Increasing numbers of healthy offspring delivered following transfers of allegedly aneuploid/mosaic embryos [11, 13, 14] have called further into doubt the longstanding policy of discarding such embryos. This was recognized by the PGDIS ([15] and Tables 2 and 3), the first formal acknowledgement that, until recently, large numbers of embryos with euploid live birth potential have been mistakenly disposed all around the world.

Some investigators suggested that transfer of mosaic embryos reduces implantation rates in comparison to transfer of euploid embryos [15, 32]. Their conclusions have, however, be viewed with caution since studies that have made this claim utilized diagnostic platforms incapable of accurately discriminating between benign embryo mosaicism and true embryo aneuploidy. There is, indeed, considerable evidence to the contrary: That includes rather high live birth rates from transferred aneuploid/mosaic embryos in mostly poor prognosis patients [11, 13, 14].

To summarize, our mathematical modeling of a single TEB to accurately assess presence of mosaicism, demonstrates that such a single biopsy cannot reliably evaluate ploidy of TE and/or embryo to determine whether an embryo should be transferred or discarded.
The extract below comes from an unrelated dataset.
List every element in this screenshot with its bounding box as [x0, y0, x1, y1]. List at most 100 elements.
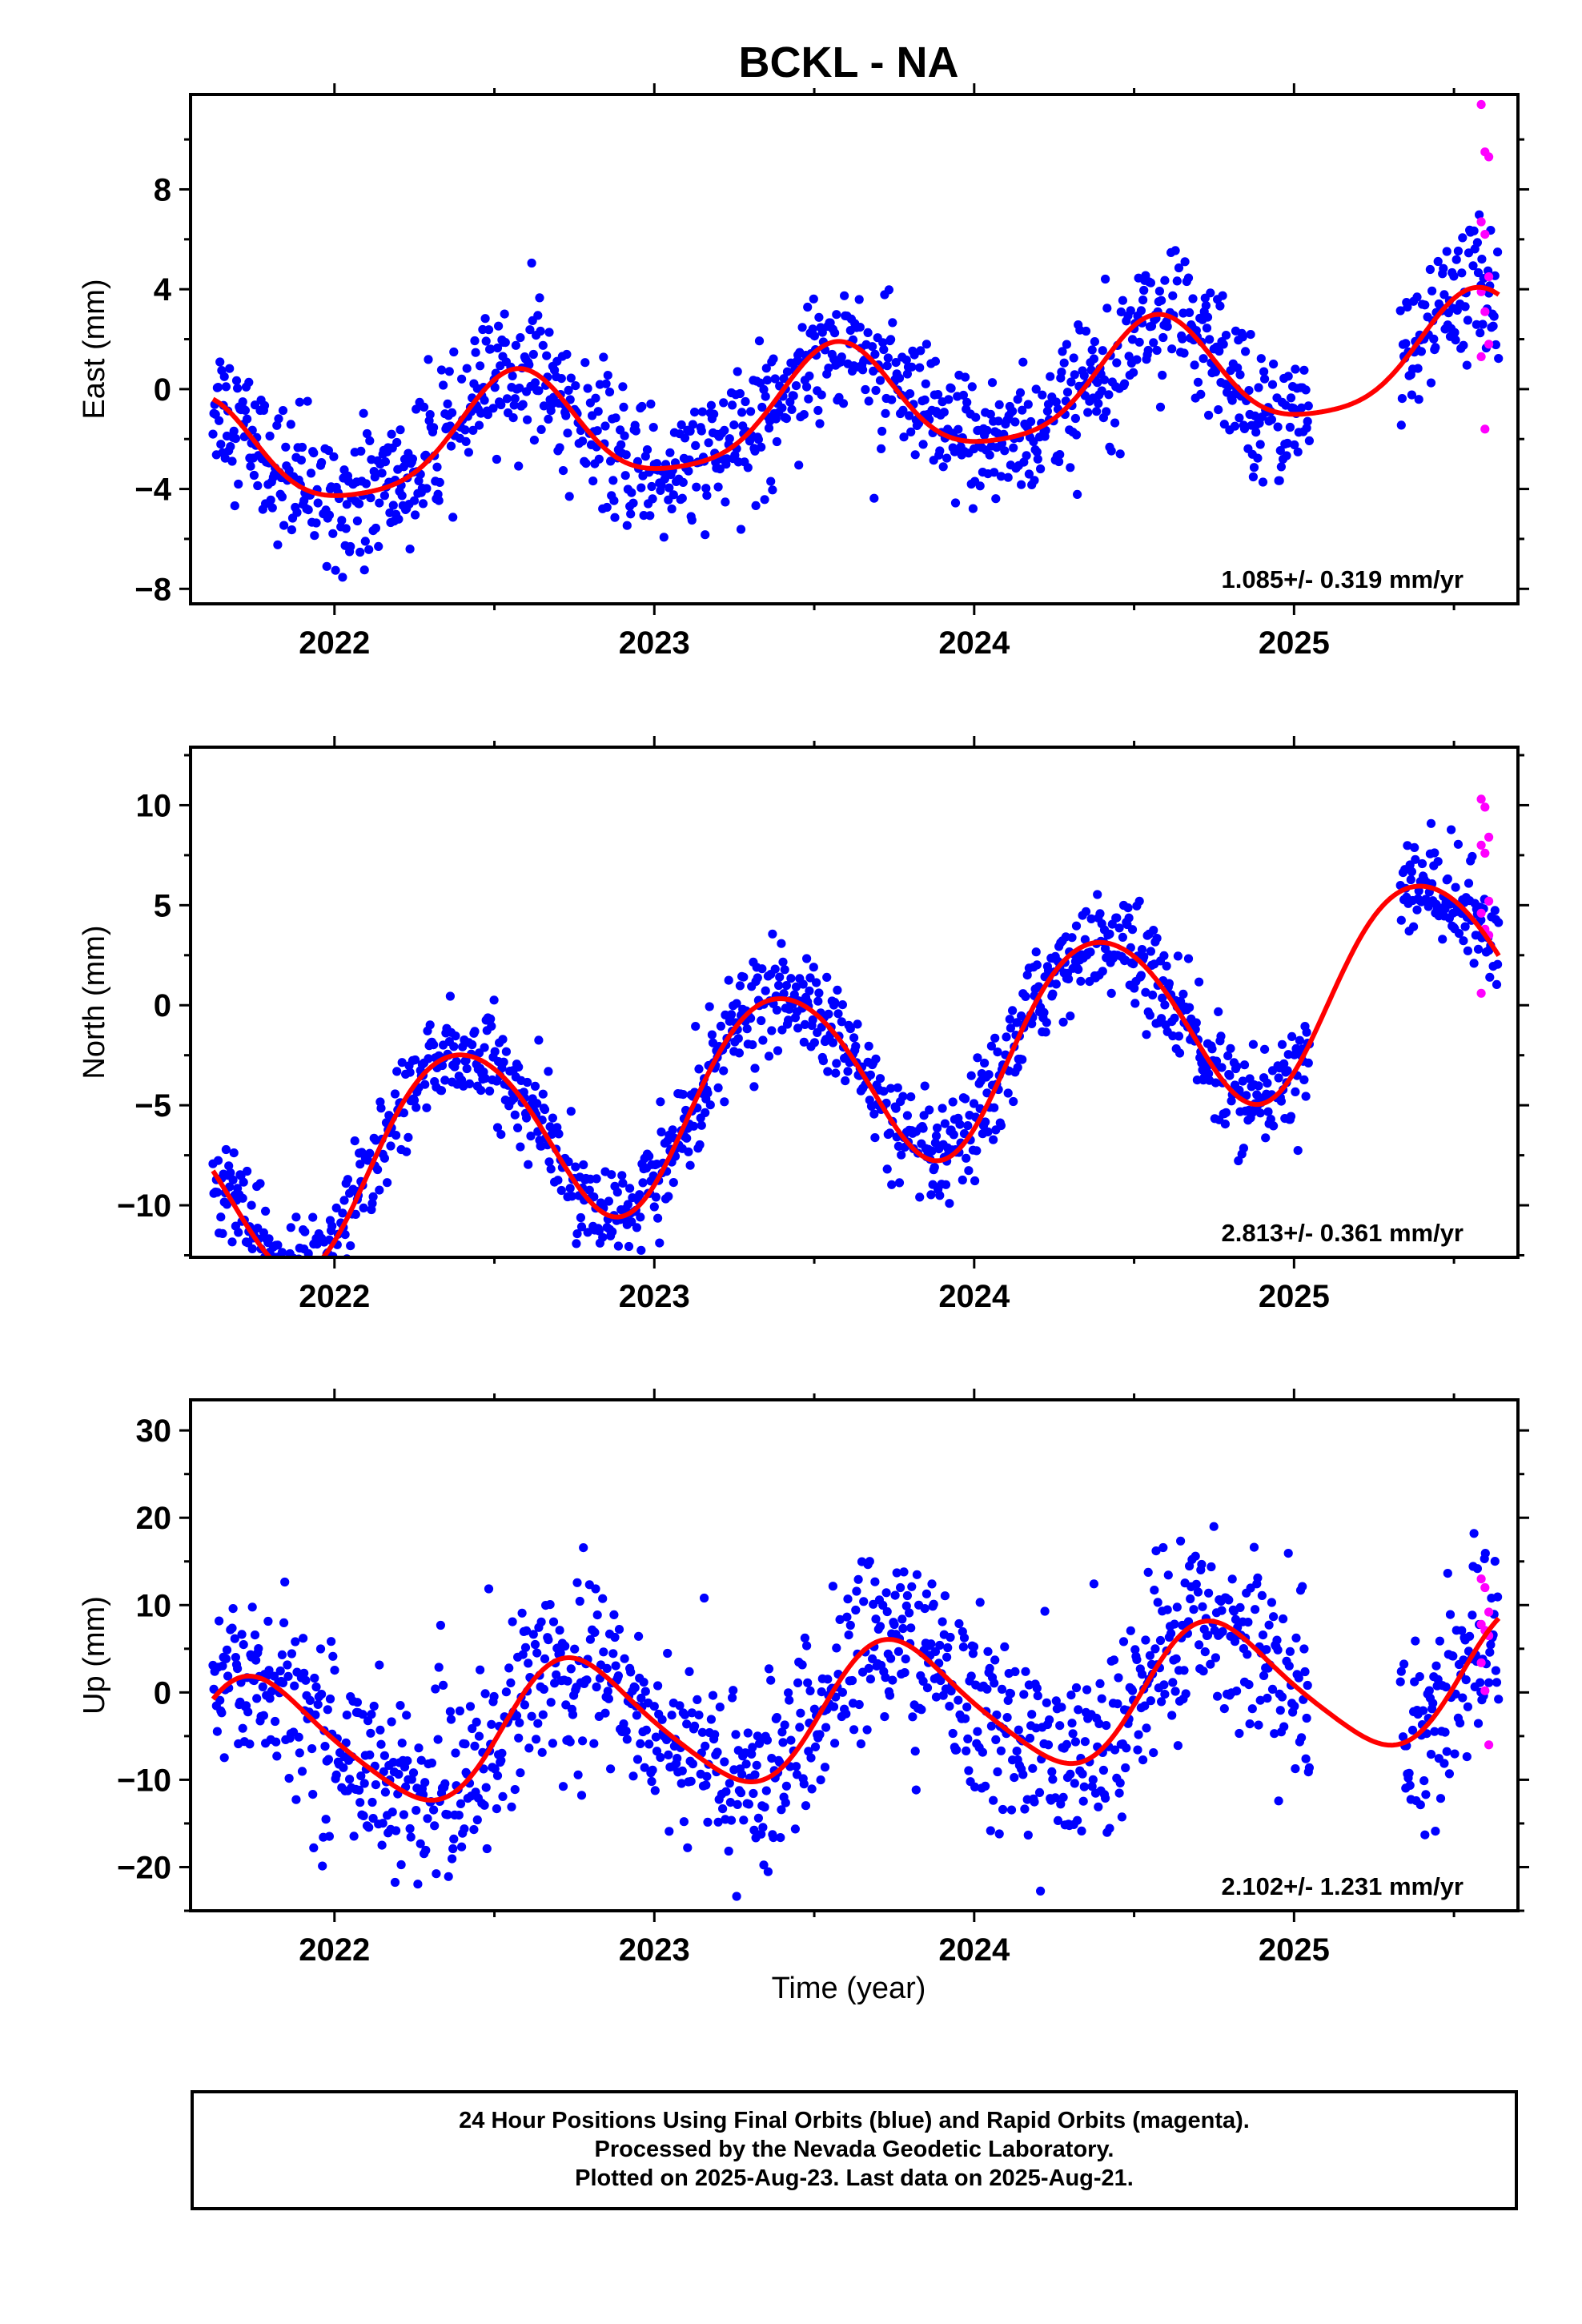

PGS 2.0, therefore, remains a procedure in search of a clinical application [4], and should not be offered clinically in attempts to improve IVF outcomes.

Finally acknowledging shortcomings of PGS 2.0, the recent Position Statement of the PGDIS [15] still falls short, as it does not offer the option of reducing the use of PGS in association with routine IVF. Remarkably, indeed, as first and preferred option in cases where PGS 2.0 only reports mosaic blastocysts in an IVF cycle, the new recommendation is “a further cycle of IVF with aneuploidy testing to increase the chance of identifying a normal-euploid blastocyst for transfer” (Table 2). Our study establishes that such a recommendation does not rely on any scientific evidence.

Joyner et al. recently discussed in JAMA the unfortunate tendency of underperforming big ideas in research, nevertheless, to become entrenched in clinical medicine [33]. In reproductive medicine, PGS increasingly looks like the posterchild for an underperforming idea.